Michelle Barrows will now lead Bristol Zoo’s team of three vets and two vet nurses, treating over 400 different animal species, from lions, gorillas and okapi, to penguins, iguanas and stick insects.
Michelle wanted to be a vet from a young age and volunteered at Port Lympne Zoo as a teenager before studying for a zoology degree at University College London. After graduating, Michelle completed a veterinary degree at Glasgow University in 1998, as well as a diploma in zoo animal management.
Michelle then worked at a veterinary practice in the west Midlands which included working as a vet at Dudley Zoo for one day a week. After a few years she moved to a practice in Leeds and began studying for her Certificate in Zoological Medicine as well as running the practice’s exotic animal clinic. It was there that she honed her skills in treating exotic animals, particularly reptiles.
Michelle explained: “It was a great opportunity to develop my knowledge, but I wanted to learn more about treating birds, so I moved to East Sheen near Richmond where I was able to get a great deal of avian experience.”
There, Michelle took further exams and completed her Certificate in Zoological Medicine, which enabled her to successfully apply for the job of assistant vet at Johannesburg Zoo - fulfilling her ambition of becoming a full time zoo vet.
“It was a fantastic time,” she said, “we lived on the 54 hectare zoo site and were surrounded by animals, we had parrots in our garden and antelope in the enclosure next door. One year wattled crane chicks were hand-reared in one of our out-buildings.

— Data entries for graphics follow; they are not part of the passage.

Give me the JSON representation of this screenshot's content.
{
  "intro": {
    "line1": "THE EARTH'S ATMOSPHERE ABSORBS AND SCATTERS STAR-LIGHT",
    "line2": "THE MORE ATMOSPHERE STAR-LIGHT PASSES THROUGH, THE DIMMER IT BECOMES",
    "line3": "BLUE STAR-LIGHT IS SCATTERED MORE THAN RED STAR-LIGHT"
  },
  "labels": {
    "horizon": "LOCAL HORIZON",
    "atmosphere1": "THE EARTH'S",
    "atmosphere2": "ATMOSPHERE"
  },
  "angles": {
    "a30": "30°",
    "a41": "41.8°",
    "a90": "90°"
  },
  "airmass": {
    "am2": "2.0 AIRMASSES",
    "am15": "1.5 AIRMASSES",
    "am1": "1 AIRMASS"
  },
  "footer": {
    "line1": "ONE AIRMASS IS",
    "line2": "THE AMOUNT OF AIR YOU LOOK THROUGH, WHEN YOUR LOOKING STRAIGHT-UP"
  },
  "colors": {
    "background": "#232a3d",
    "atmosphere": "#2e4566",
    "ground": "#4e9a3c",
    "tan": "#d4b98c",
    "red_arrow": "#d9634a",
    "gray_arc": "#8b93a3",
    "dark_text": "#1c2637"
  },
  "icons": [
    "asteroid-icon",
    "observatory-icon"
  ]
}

Michelle was soon promoted to head vet at Johannesburg Zoo, as well as having two children whilst living there. “It is a great zoo and I loved working there,” she said. “It also gave me the opportunity to work with wildlife such as rhinos, giraffes and elephants in local game reserves, as well as working on conservation projects with vultures, ground hornbills and wattled cranes in the wild.”
After six years of living in South Africa, Michelle saw the advertisement for a new head vet at Bristol Zoo and decided to apply. “I’d been to Bristol Zoo a few times and always liked it,” she explained. “It was a big decision but my husband and I had always intended to return to England, and the range of species at Bristol Zoo is great, as well as it having a very well established vet department with great equipment, and being in a fantastic setting, so getting the job was a great opportunity.”
She added: “I have a strong interest in conservation and how vets can assist with in-situ conservation projects, so it is great to come and work at Bristol Zoo where conservation is such an important part of what it does.”
Dr Bryan Carroll, Director of Bristol Zoo, added: “We are really pleased to welcome Michelle to the team here at Bristol Zoo. She brings a wealth of experience and will continue to develop our high standards of vet care and enhance our status and reputation as a centre for excellence for exotic veterinary medicine.”
Michelle has now been joined by a new veterinary nurse at Bristol Zoo, Celine Campana. Bristol Zoo’s vet service was established in 1999 and is now a RCVS “Approved Centre for Zoological Medicine”, one of just three zoos with such status in the world.